Among the many conversations and creations that emerged from that summer in 1950 were the Eames Fiberglass Armchair with Steinberg Cat by Vitra and Herman Miller. The Eames Institute retains two original Steinberg painted chairs — including the chair with cat — in the Eames Collection, which has come to the fore in the exhibit and coincides with its reproduction and sale of the iconic models.

Fiberglass Armchairs
Eames Fiberglass Armchair with Steinberg Cat by Vitra and a Fiberglass Armchair with the Nude woman by Saul Steinberg.

“With the launch by Herman Miller and Vitra of a limited edition of the Eames chair with the Steinberg cat, it felt like a perfect time to celebrate when Steinberg met my grandparents with highlights like that chair which is in the collection at the Eames Institute today,” said Demetrios, who has been a bronze sculptor for more than 20 years.

Herman Miller is the sole authorized manufacturer of furniture designs by Charles & Ray Eames for all markets except Europe and the Middle East. Vitra is the sole authorized manufacturer of furniture designs by Charles & Ray Eames for markets in Europe and the Middle East. Famous for pushing the boundaries of design and materials like plywood and fiberglass, with iconic designs like the Eames Lounge chair for Herman Miller and the Galaxy lamp, the Eameses designs endure as modern marvels to this day.

In Europe, the Eameses continue to reverberate throughout the design world. During Design Week in Milan, it was announced that their work would serve as the genesis of the Cassina Lighting Collection, which was inspired the prototype of Galaxy, an aluminum pendant lamp designed by the Eameses and which was first shown at Detroit’s “An Exhibition for Modern Living” in 1949.

At the Eames Institute, the exhibit begins with the story of a botched Hollywood assignment that led Steinberg to the West Coast. In 1950, Steinberg traveled to Los Angeles with his wife, the artist Hedda Sterne, for an unusual, but potentially promising assignment: to play a “painting body double” in an upcoming MGM production.

“I was hired — or, rather, my hand was hired — to play the hand of Gene Kelly drawing and painting in ‘An American in Paris,’” he later recounted in the catalogue of a career-spanning exhibition. The project, however, didn’t go quite as planned, noted Steinberg scholar and curator Francesca Pellicciari in an essay.

Pellicciari was also the co-curator of the career-spanning 2021 exhibit “Saul Steinberg: Milan, New York” at the Triennale di Milano.

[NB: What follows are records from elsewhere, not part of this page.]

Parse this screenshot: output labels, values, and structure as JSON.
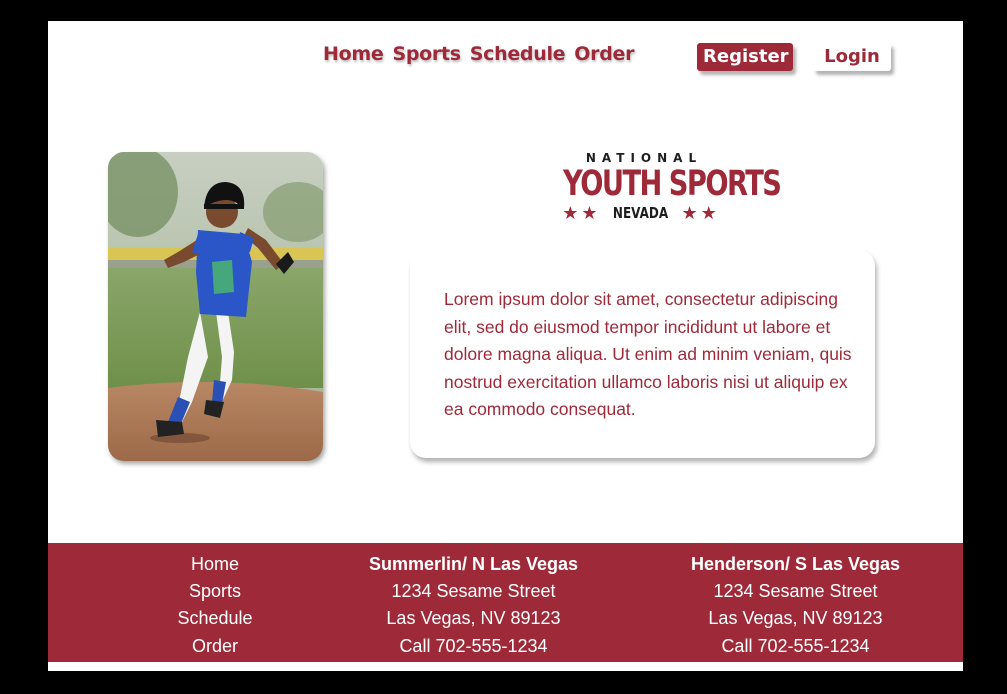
{
  "nav": {
    "links": [
      "Home",
      "Sports",
      "Schedule",
      "Order"
    ],
    "register_label": "Register",
    "login_label": "Login"
  },
  "logo": {
    "top": "NATIONAL",
    "mid": "YOUTH SPORTS",
    "state": "NEVADA",
    "stars": "★★"
  },
  "hero": {
    "image": "youth baseball player running bases",
    "text": "Lorem ipsum dolor sit amet, consectetur adipiscing elit, sed do eiusmod tempor incididunt ut labore et dolore magna aliqua. Ut enim ad minim veniam, quis nostrud exercitation ullamco laboris nisi ut aliquip ex ea commodo consequat."
  },
  "footer": {
    "links": [
      "Home",
      "Sports",
      "Schedule",
      "Order"
    ],
    "locations": [
      {
        "title": "Summerlin/ N Las Vegas",
        "street": "1234 Sesame Street",
        "city": "Las Vegas, NV 89123",
        "phone": "Call 702-555-1234"
      },
      {
        "title": "Henderson/ S Las Vegas",
        "street": "1234 Sesame Street",
        "city": "Las Vegas, NV 89123",
        "phone": "Call 702-555-1234"
      }
    ]
  },
  "colors": {
    "brand": "#9e2a39",
    "background": "#ffffff",
    "frame": "#000000"
  }
}
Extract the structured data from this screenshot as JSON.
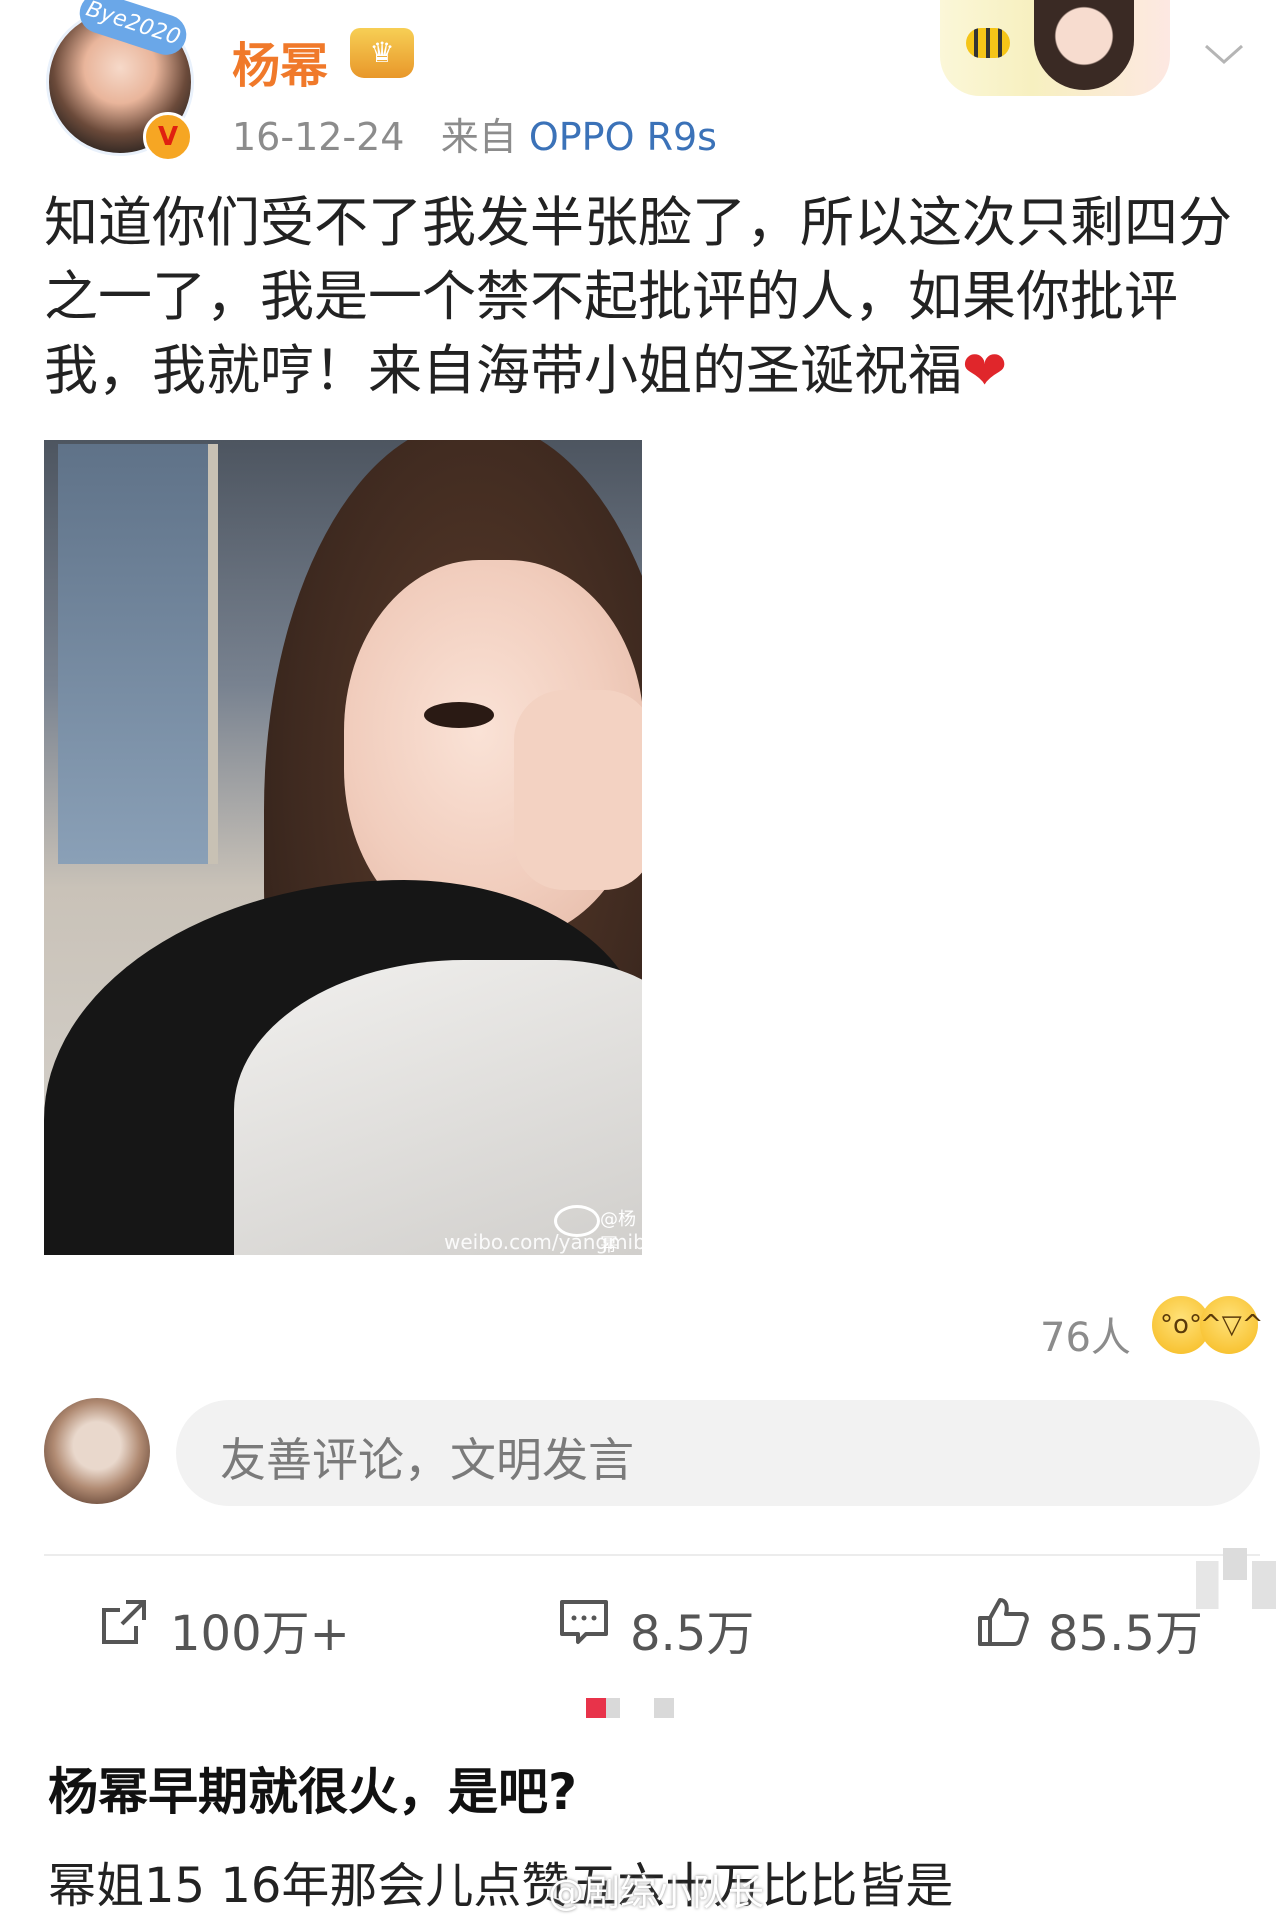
{
  "post": {
    "author": "杨幂",
    "avatar_badge": "Bye2020",
    "verified_mark": "V",
    "date": "16-12-24",
    "source_prefix": "来自",
    "device": "OPPO R9s",
    "text": "知道你们受不了我发半张脸了，所以这次只剩四分之一了，我是一个禁不起批评的人，如果你批评我，我就哼！来自海带小姐的圣诞祝福",
    "heart": "❤",
    "image_watermark": "weibo.com/yangmiblog",
    "image_watermark_user": "@杨幂"
  },
  "reactions": {
    "count_label": "76人",
    "icons": [
      "wow-icon",
      "laugh-icon"
    ]
  },
  "comment_box": {
    "placeholder": "友善评论，文明发言"
  },
  "actions": {
    "share": "100万+",
    "comment": "8.5万",
    "like": "85.5万"
  },
  "pager": {
    "active_color": "#e8334a"
  },
  "caption": {
    "title": "杨幂早期就很火，是吧?",
    "body": "幂姐15 16年那会儿点赞五六十万比比皆是",
    "watermark": "@剧综小队长"
  },
  "colors": {
    "username": "#f0792a",
    "device_link": "#3b72b8",
    "heart": "#e0262b"
  }
}
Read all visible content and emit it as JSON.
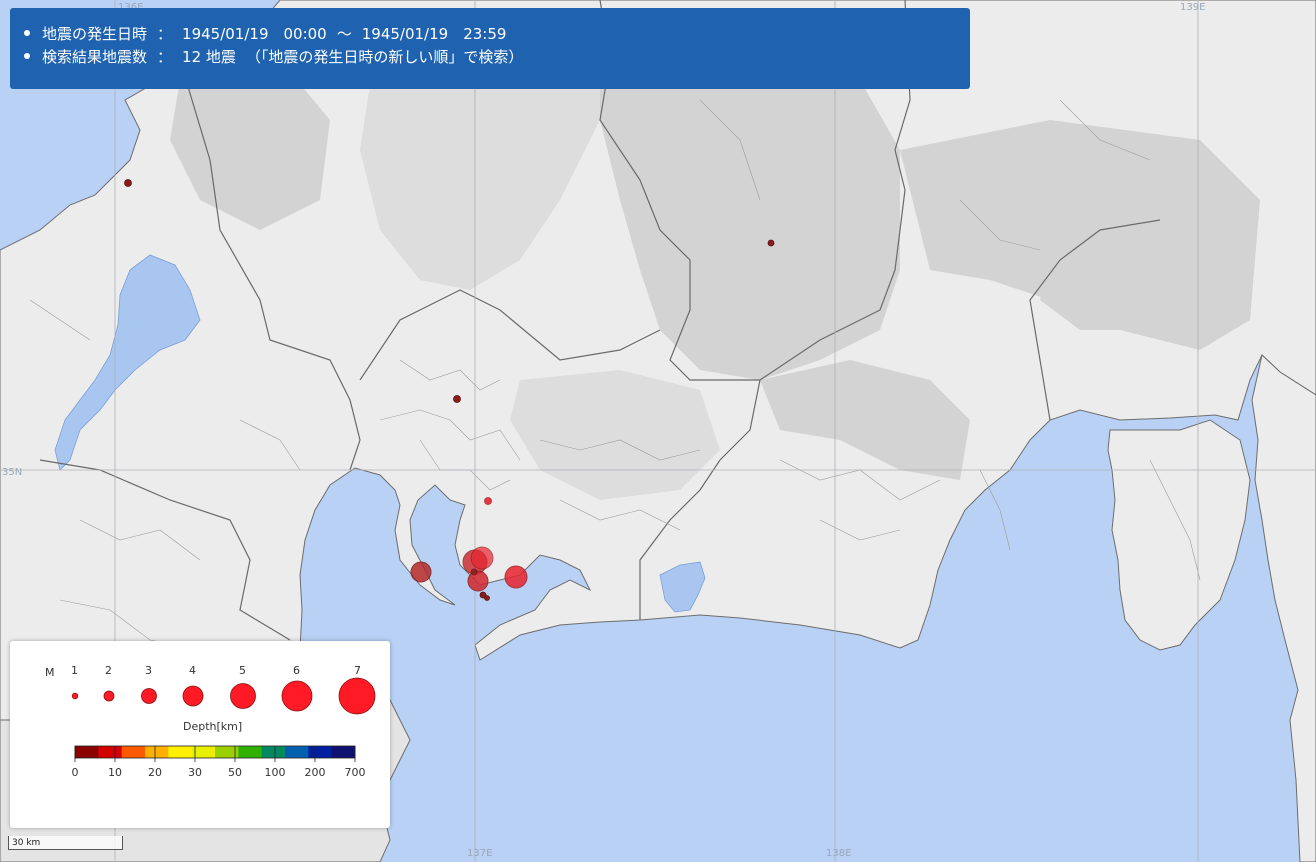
{
  "info": {
    "line1": {
      "label": "地震の発生日時",
      "colon": "：",
      "start": "1945/01/19　00:00",
      "tilde": "～",
      "end": "1945/01/19　23:59"
    },
    "line2": {
      "label": "検索結果地震数",
      "colon": "：",
      "count": "12 地震",
      "note": "（「地震の発生日時の新しい順」で検索）"
    }
  },
  "graticule": {
    "lon_labels": [
      "136E",
      "137E",
      "138E",
      "139E"
    ],
    "lat_labels": [
      "35N"
    ]
  },
  "colors": {
    "sea": "#b8d1f5",
    "land": "#ececec",
    "mountains": "#c9c9c9",
    "lake": "#a9c6f0",
    "info_bg": "#1f63b0",
    "quake_fill": "#e8242f",
    "quake_dark": "#8b1c1c"
  },
  "legend": {
    "m_label": "M",
    "magnitudes": [
      "1",
      "2",
      "3",
      "4",
      "5",
      "6",
      "7"
    ],
    "depth_title": "Depth[km]",
    "depth_ticks": [
      "0",
      "10",
      "20",
      "30",
      "50",
      "100",
      "200",
      "700"
    ],
    "depth_colors": [
      "#8b0000",
      "#d40000",
      "#ff5a00",
      "#ffb000",
      "#fff000",
      "#e8f000",
      "#9ad000",
      "#30b000",
      "#008a60",
      "#0060b0",
      "#0020a0",
      "#101070"
    ]
  },
  "scale_bar": {
    "label": "30 km"
  }
}
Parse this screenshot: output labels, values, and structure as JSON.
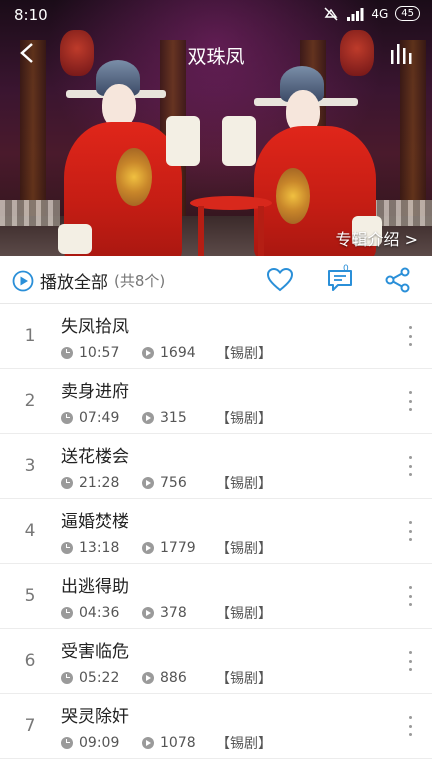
{
  "status": {
    "time": "8:10",
    "network": "4G",
    "battery": "45"
  },
  "header": {
    "title": "双珠凤",
    "album_intro": "专辑介绍 >"
  },
  "toolbar": {
    "play_all_label": "播放全部",
    "track_count": "(共8个)",
    "comment_count": "0"
  },
  "tracks": [
    {
      "index": "1",
      "title": "失凤拾凤",
      "duration": "10:57",
      "plays": "1694",
      "tag": "【锡剧】"
    },
    {
      "index": "2",
      "title": "卖身进府",
      "duration": "07:49",
      "plays": "315",
      "tag": "【锡剧】"
    },
    {
      "index": "3",
      "title": "送花楼会",
      "duration": "21:28",
      "plays": "756",
      "tag": "【锡剧】"
    },
    {
      "index": "4",
      "title": "逼婚焚楼",
      "duration": "13:18",
      "plays": "1779",
      "tag": "【锡剧】"
    },
    {
      "index": "5",
      "title": "出逃得助",
      "duration": "04:36",
      "plays": "378",
      "tag": "【锡剧】"
    },
    {
      "index": "6",
      "title": "受害临危",
      "duration": "05:22",
      "plays": "886",
      "tag": "【锡剧】"
    },
    {
      "index": "7",
      "title": "哭灵除奸",
      "duration": "09:09",
      "plays": "1078",
      "tag": "【锡剧】"
    }
  ],
  "colors": {
    "accent": "#2a8fd8",
    "robe": "#d9261a"
  },
  "icons": {
    "back": "back-arrow-icon",
    "equalizer": "equalizer-icon",
    "favorite": "heart-icon",
    "comment": "comment-icon",
    "share": "share-icon",
    "more": "more-vertical-icon"
  }
}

“But Hollywood was not for me,” wrote Steinberg. “I quarreled with the producer and resigned after one day or less.” Despite leaving the production, he committed to staying in L.A. for the remaining two months of the summer, in which he encountered key proponents of the L.A. émigré zeitgeist of the time — Russian composer Igor Stravinsky and Austrian-born filmmaker Billy Wilder — members of the Eames intimate circle of friends.

The exhibition also details the now-iconic works that resulted from a collaborative day spent at the Eames Office at 901 Washington Boulevard in Venice, California. It also includes photographs taken by Eames of Steinberg drawings being projected onto Hedda Sterne and Ray Eames. The Steinberg Nude also features prominently, demonstrating how Steinberg energized several pieces of Eames furniture by doodling on their bare surfaces. Steinberg also depicted the nude woman by drawing her relaxing on a bathtub.

“The intersection of Steinberg’s ideas and how they overlapped with the designs of my grandparents is incredible and beautiful. As a grandchild, I felt immersed in a world of boundless curiosity when I visited Ray and Charles’ office in Venice, California. Some of my favorites were the pieces of Steinberg furniture, and the fake diplomas for Charles,” shared Demetrios, who spearheads the Eames institute that has hosted eight exhibits, which most recently included “Tables! Tables! Tables!” this past spring that shined a light on the Eameses contributions outside of the facet of chairs.

The exhibit will be showcased online indefinitely at Eamesinstitute.org.

Llisa Demetrios
Llisa Demetrios, the Eames’s youngest granddaughter and the Institute’s chief curator.